De la discipline de la philosophie elle-même, et non à partir
d’exigences hétéronomes, naîtrait la vertu de son enseignement, de sa
« transmission » ou plutôt, de son partage (mit-einander-teilen), où il
s’agit en commun de s’élever et de s’éveiller. Schürch défend une
conception de la philosophie comme « auto-pédagogie », expression
curieuse qui rattachera de la sorte à nouveau Heidegger à Socrate, dont la
vertu est d’abord de reconnaître sa propre ignorance, de combattre la
tendance au confort des vérités démontrables sans effort, et de se ménager
ainsi la voie d’un authentique savoir.

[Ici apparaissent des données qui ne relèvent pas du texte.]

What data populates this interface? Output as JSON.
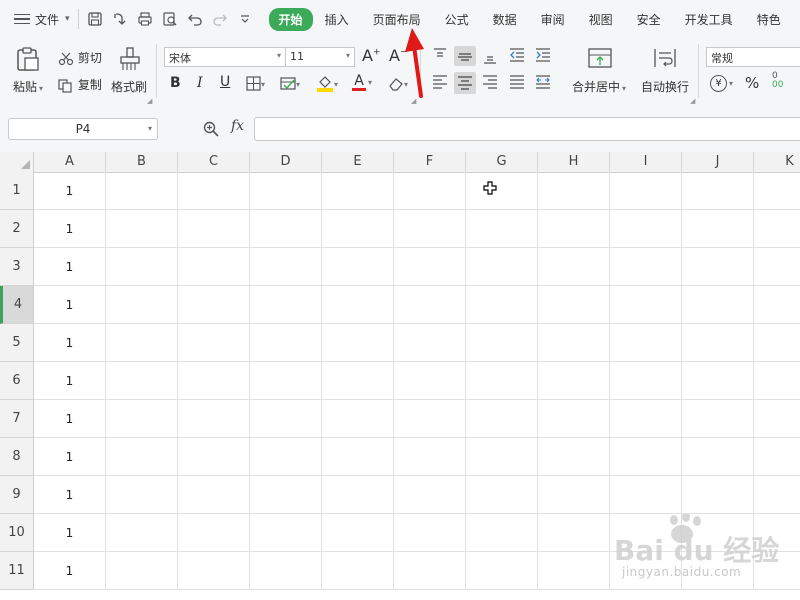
{
  "menu": {
    "file_label": "文件",
    "quick_access": [
      "save-icon",
      "export-icon",
      "print-icon",
      "print-preview-icon",
      "undo-icon",
      "redo-icon",
      "more-icon"
    ],
    "tabs": [
      {
        "label": "开始",
        "active": true
      },
      {
        "label": "插入"
      },
      {
        "label": "页面布局"
      },
      {
        "label": "公式"
      },
      {
        "label": "数据"
      },
      {
        "label": "审阅"
      },
      {
        "label": "视图"
      },
      {
        "label": "安全"
      },
      {
        "label": "开发工具"
      },
      {
        "label": "特色"
      }
    ],
    "active_color": "#3bab5a"
  },
  "ribbon": {
    "paste_label": "粘贴",
    "cut_label": "剪切",
    "copy_label": "复制",
    "format_painter_label": "格式刷",
    "font_name": "宋体",
    "font_size": "11",
    "bold": "B",
    "italic": "I",
    "underline": "U",
    "font_color_letter": "A",
    "grow_font": "A",
    "shrink_font": "A",
    "merge_center_label": "合并居中",
    "wrap_text_label": "自动换行",
    "number_format": "常规",
    "currency_symbol": "¥",
    "percent_symbol": "%",
    "font_color": "#e02020",
    "fill_color": "#ffd800"
  },
  "formula_bar": {
    "cell_ref": "P4",
    "fx_label": "fx",
    "content": ""
  },
  "sheet": {
    "columns": [
      "A",
      "B",
      "C",
      "D",
      "E",
      "F",
      "G",
      "H",
      "I",
      "J",
      "K"
    ],
    "rows": [
      {
        "num": "1",
        "a": "1"
      },
      {
        "num": "2",
        "a": "1"
      },
      {
        "num": "3",
        "a": "1"
      },
      {
        "num": "4",
        "a": "1",
        "selected": true
      },
      {
        "num": "5",
        "a": "1"
      },
      {
        "num": "6",
        "a": "1"
      },
      {
        "num": "7",
        "a": "1"
      },
      {
        "num": "8",
        "a": "1"
      },
      {
        "num": "9",
        "a": "1"
      },
      {
        "num": "10",
        "a": "1"
      },
      {
        "num": "11",
        "a": "1"
      }
    ],
    "selection_color": "#3ba35a"
  },
  "watermark": {
    "brand": "Bai du 经验",
    "url": "jingyan.baidu.com"
  },
  "annotation_arrow_color": "#e01818"
}
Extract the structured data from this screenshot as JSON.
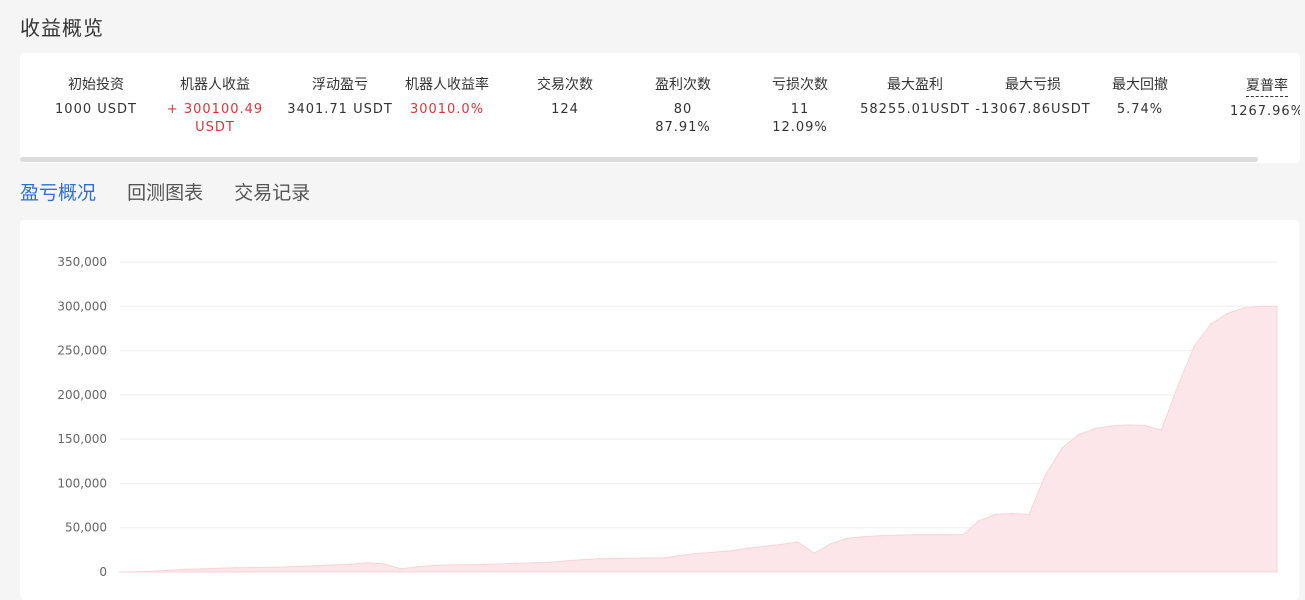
{
  "page": {
    "title": "收益概览"
  },
  "stats": [
    {
      "label": "初始投资",
      "lines": [
        "1000 USDT"
      ],
      "red": false
    },
    {
      "label": "机器人收益",
      "lines": [
        "+ 300100.49",
        "USDT"
      ],
      "red": true
    },
    {
      "label": "浮动盈亏",
      "lines": [
        "3401.71 USDT"
      ],
      "red": false
    },
    {
      "label": "机器人收益率",
      "lines": [
        "30010.0%"
      ],
      "red": true
    },
    {
      "label": "交易次数",
      "lines": [
        "124"
      ],
      "red": false
    },
    {
      "label": "盈利次数",
      "lines": [
        "80",
        "87.91%"
      ],
      "red": false
    },
    {
      "label": "亏损次数",
      "lines": [
        "11",
        "12.09%"
      ],
      "red": false
    },
    {
      "label": "最大盈利",
      "lines": [
        "58255.01USDT"
      ],
      "red": false
    },
    {
      "label": "最大亏损",
      "lines": [
        "-13067.86USDT"
      ],
      "red": false
    },
    {
      "label": "最大回撤",
      "lines": [
        "5.74%"
      ],
      "red": false
    },
    {
      "label": "夏普率",
      "lines": [
        "1267.96%"
      ],
      "red": false
    }
  ],
  "tabs": [
    {
      "label": "盈亏概况",
      "active": true
    },
    {
      "label": "回测图表",
      "active": false
    },
    {
      "label": "交易记录",
      "active": false
    }
  ],
  "colors": {
    "accent": "#2d6fd6",
    "profit_red": "#e0343c",
    "area_fill": "#fde6ea",
    "area_stroke": "#f8d3da"
  },
  "chart_data": {
    "type": "area",
    "title": "",
    "xlabel": "",
    "ylabel": "",
    "ylim": [
      0,
      350000
    ],
    "yticks": [
      "0",
      "50,000",
      "100,000",
      "150,000",
      "200,000",
      "250,000",
      "300,000",
      "350,000"
    ],
    "grid": true,
    "series": [
      {
        "values": [
          0,
          300,
          800,
          2000,
          3000,
          3500,
          4200,
          4800,
          5000,
          5200,
          5600,
          6500,
          7200,
          8000,
          8800,
          10500,
          9000,
          3500,
          6000,
          7500,
          8000,
          8200,
          8600,
          9000,
          9800,
          10400,
          11000,
          12500,
          14000,
          15000,
          15200,
          15500,
          15800,
          16000,
          19000,
          21000,
          22500,
          24000,
          27000,
          29000,
          31000,
          34000,
          21000,
          32000,
          38000,
          40000,
          41000,
          41500,
          42000,
          42000,
          42200,
          42200,
          58000,
          65000,
          66000,
          65000,
          110000,
          140000,
          155000,
          162000,
          165000,
          166000,
          165500,
          160000,
          210000,
          255000,
          280000,
          292000,
          298000,
          300000,
          300100
        ]
      }
    ]
  }
}
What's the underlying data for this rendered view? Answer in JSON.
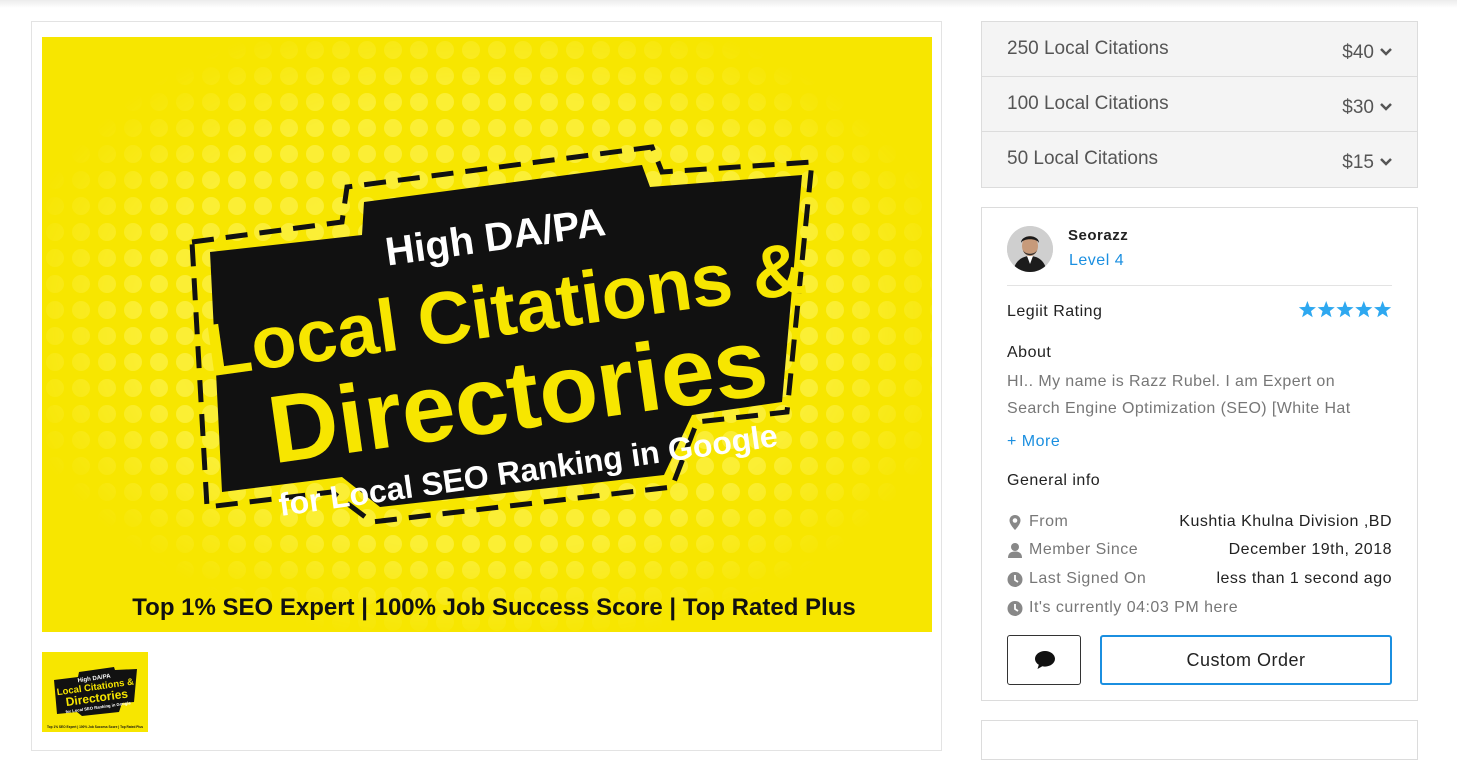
{
  "gallery": {
    "main_image": {
      "line1": "High DA/PA",
      "line2": "Local Citations &",
      "line3": "Directories",
      "line4": "for Local SEO Ranking in Google",
      "footer": "Top 1% SEO Expert  | 100% Job Success Score | Top Rated Plus"
    },
    "thumbnail": {
      "line1": "High DA/PA",
      "line2": "Local Citations &",
      "line3": "Directories",
      "line4": "for Local SEO Ranking in Google",
      "footer": "Top 1% SEO Expert | 100% Job Success Score | Top Rated Plus"
    }
  },
  "packages": [
    {
      "name": "250 Local Citations",
      "price": "$40"
    },
    {
      "name": "100 Local Citations",
      "price": "$30"
    },
    {
      "name": "50 Local Citations",
      "price": "$15"
    }
  ],
  "seller": {
    "name": "Seorazz",
    "level": "Level 4",
    "rating_label": "Legiit Rating",
    "rating_stars": 5,
    "rating_max": 5,
    "about_title": "About",
    "about_text": "HI.. My name is Razz Rubel. I am Expert on Search Engine Optimization (SEO) [White Hat",
    "more_label": "+ More",
    "general_title": "General info",
    "info": [
      {
        "icon": "map-marker-icon",
        "label": "From",
        "value": "Kushtia Khulna Division ,BD"
      },
      {
        "icon": "user-icon",
        "label": "Member Since",
        "value": "December 19th, 2018"
      },
      {
        "icon": "clock-icon",
        "label": "Last Signed On",
        "value": "less than 1 second ago"
      },
      {
        "icon": "clock-icon",
        "label": "It's currently 04:03 PM here",
        "value": ""
      }
    ],
    "message_icon": "comment-icon",
    "custom_order_label": "Custom Order"
  },
  "colors": {
    "accent": "#1b8fe0",
    "banner_yellow": "#f7e600",
    "banner_black": "#111111",
    "star": "#2ea8f0"
  }
}
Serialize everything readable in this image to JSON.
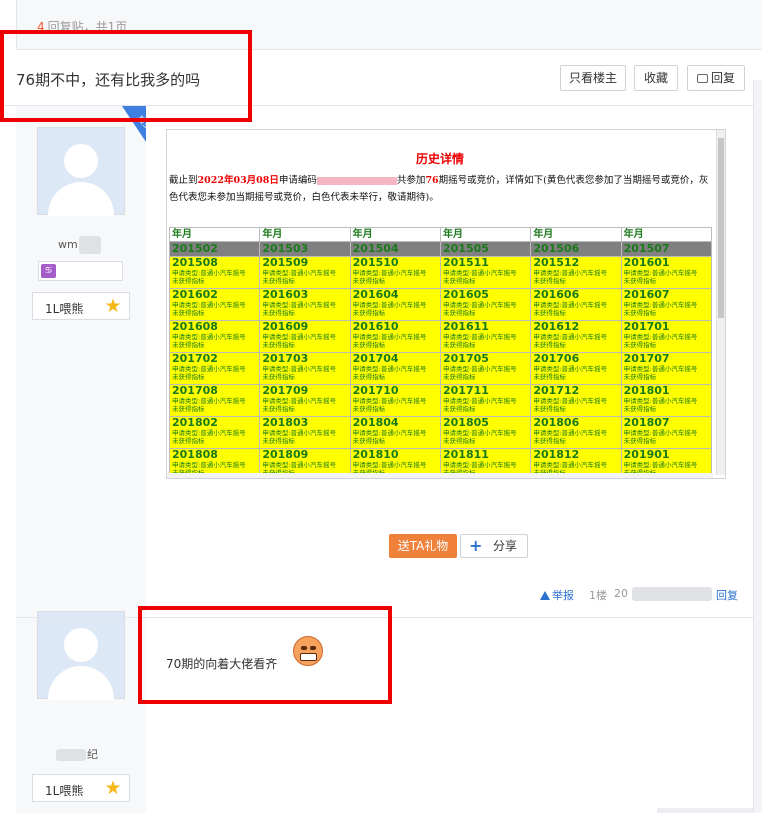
{
  "topbar": {
    "reply_num": "4",
    "reply_text": "回复贴，共1页"
  },
  "thread": {
    "title": "76期不中，还有比我多的吗",
    "buttons": {
      "only_op": "只看楼主",
      "favorite": "收藏",
      "reply": "回复"
    }
  },
  "post1": {
    "user": {
      "name": "wm",
      "level_name": "1L喂熊"
    },
    "corner_badge": "楼主",
    "screenshot": {
      "title": "历史详情",
      "desc_prefix": "截止到",
      "desc_date": "2022年03月08日",
      "desc_mid": "申请编码",
      "desc_mid2": "共参加",
      "desc_count": "76",
      "desc_suffix": "期摇号或竞价，详情如下(黄色代表您参加了当期摇号或竞价，灰色代表您未参加当期摇号或竞价，白色代表未举行，敬请期待)。",
      "header_label": "年月",
      "gray_row": [
        "201502",
        "201503",
        "201504",
        "201505",
        "201506",
        "201507"
      ],
      "yellow_rows": [
        [
          "201508",
          "201509",
          "201510",
          "201511",
          "201512",
          "201601"
        ],
        [
          "201602",
          "201603",
          "201604",
          "201605",
          "201606",
          "201607"
        ],
        [
          "201608",
          "201609",
          "201610",
          "201611",
          "201612",
          "201701"
        ],
        [
          "201702",
          "201703",
          "201704",
          "201705",
          "201706",
          "201707"
        ],
        [
          "201708",
          "201709",
          "201710",
          "201711",
          "201712",
          "201801"
        ],
        [
          "201802",
          "201803",
          "201804",
          "201805",
          "201806",
          "201807"
        ],
        [
          "201808",
          "201809",
          "201810",
          "201811",
          "201812",
          "201901"
        ]
      ],
      "cell_line1": "申请类型:普通小汽车摇号",
      "cell_line2": "未获得指标"
    },
    "gift_label": "送TA礼物",
    "share_label": "分享",
    "report_label": "举报",
    "floor_label": "1楼",
    "date_prefix": "20",
    "reply_label": "回复"
  },
  "post2": {
    "user": {
      "name": "纪",
      "level_name": "1L喂熊"
    },
    "text": "70期的向着大佬看齐"
  },
  "colors": {
    "highlight_box": "#ee0000",
    "accent_blue": "#2b6fcf",
    "gift_orange": "#f0813a"
  },
  "icons": [
    "reply-icon",
    "star-level-icon",
    "share-plus-icon",
    "report-warning-icon",
    "grimace-emoji-icon"
  ]
}
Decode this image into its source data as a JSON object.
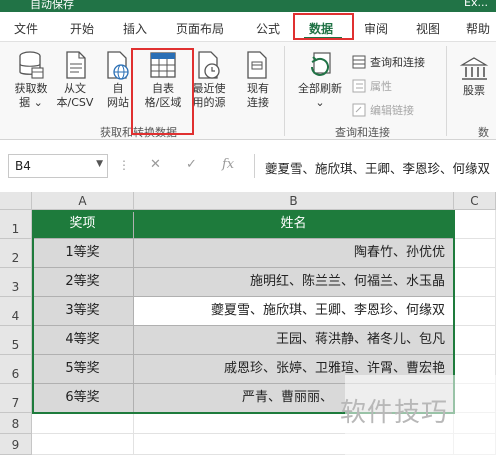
{
  "window": {
    "title_partial": "自动保存",
    "title_right_partial": "Ex..."
  },
  "tabs": [
    {
      "label": "文件"
    },
    {
      "label": "开始"
    },
    {
      "label": "插入"
    },
    {
      "label": "页面布局"
    },
    {
      "label": "公式"
    },
    {
      "label": "数据",
      "active": true
    },
    {
      "label": "审阅"
    },
    {
      "label": "视图"
    },
    {
      "label": "帮助"
    }
  ],
  "ribbon": {
    "get_transform": {
      "label": "获取和转换数据",
      "buttons": [
        {
          "line1": "获取数",
          "line2": "据 ⌄",
          "icon": "database-icon"
        },
        {
          "line1": "从文",
          "line2": "本/CSV",
          "icon": "text-file-icon"
        },
        {
          "line1": "自",
          "line2": "网站",
          "icon": "web-icon"
        },
        {
          "line1": "自表",
          "line2": "格/区域",
          "icon": "table-icon"
        },
        {
          "line1": "最近使",
          "line2": "用的源",
          "icon": "recent-sources-icon"
        },
        {
          "line1": "现有",
          "line2": "连接",
          "icon": "existing-connections-icon"
        }
      ]
    },
    "queries": {
      "label": "查询和连接",
      "refresh": {
        "line1": "全部刷新",
        "line2": "⌄",
        "icon": "refresh-all-icon"
      },
      "items": [
        {
          "label": "查询和连接",
          "icon": "queries-connections-icon",
          "enabled": true
        },
        {
          "label": "属性",
          "icon": "properties-icon",
          "enabled": false
        },
        {
          "label": "编辑链接",
          "icon": "edit-links-icon",
          "enabled": false
        }
      ]
    },
    "data_types": {
      "stocks": {
        "label": "股票",
        "icon": "stocks-icon"
      },
      "group_partial": "数"
    }
  },
  "formula_bar": {
    "name_box": "B4",
    "fx": "fx",
    "content": "夔夏雪、施欣琪、王卿、李恩珍、何缘双"
  },
  "sheet": {
    "columns": [
      "A",
      "B",
      "C"
    ],
    "rows": [
      "1",
      "2",
      "3",
      "4",
      "5",
      "6",
      "7",
      "8",
      "9"
    ],
    "header": {
      "award": "奖项",
      "names": "姓名"
    },
    "data": [
      {
        "award": "1等奖",
        "names": "陶春竹、孙优优"
      },
      {
        "award": "2等奖",
        "names": "施明红、陈兰兰、何福兰、水玉晶"
      },
      {
        "award": "3等奖",
        "names": "夔夏雪、施欣琪、王卿、李恩珍、何缘双"
      },
      {
        "award": "4等奖",
        "names": "王园、蒋洪静、褚冬儿、包凡"
      },
      {
        "award": "5等奖",
        "names": "戚恩珍、张婷、卫雅瑄、许霄、曹宏艳"
      },
      {
        "award": "6等奖",
        "names": "严青、曹丽丽、"
      }
    ],
    "selected_cell": "B4"
  },
  "watermark": "软件技巧",
  "colors": {
    "accent": "#217346",
    "header_fill": "#1e7b3c",
    "cell_fill": "#d9d9d9",
    "highlight": "#e03030"
  }
}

Le Socrate de Platon « soutient
d’une certaine manière que la pédagogie est impossible et mensongère
quand elle n’est pas d’emblée auto-pédagogie » (56), affirme Schürch
pour ensuite montrer comment c’est une telle philosophie, essentiellement
pédagogique parce qu’elle-même avisée d’un manque en son creux, que
pratique Heidegger. Ce motif est d’ailleurs partagé et maintes fois
souligné, remarquera-t-on, par tous ceux qui ont contribué au volume. Le
collectif se termine en réaffirmant que Heidegger aura appris à l’occasion
de ses séminaires « qu’il était possible, et plus encore nécessaire au
philosophe, d’y apprendre quelque chose » (252).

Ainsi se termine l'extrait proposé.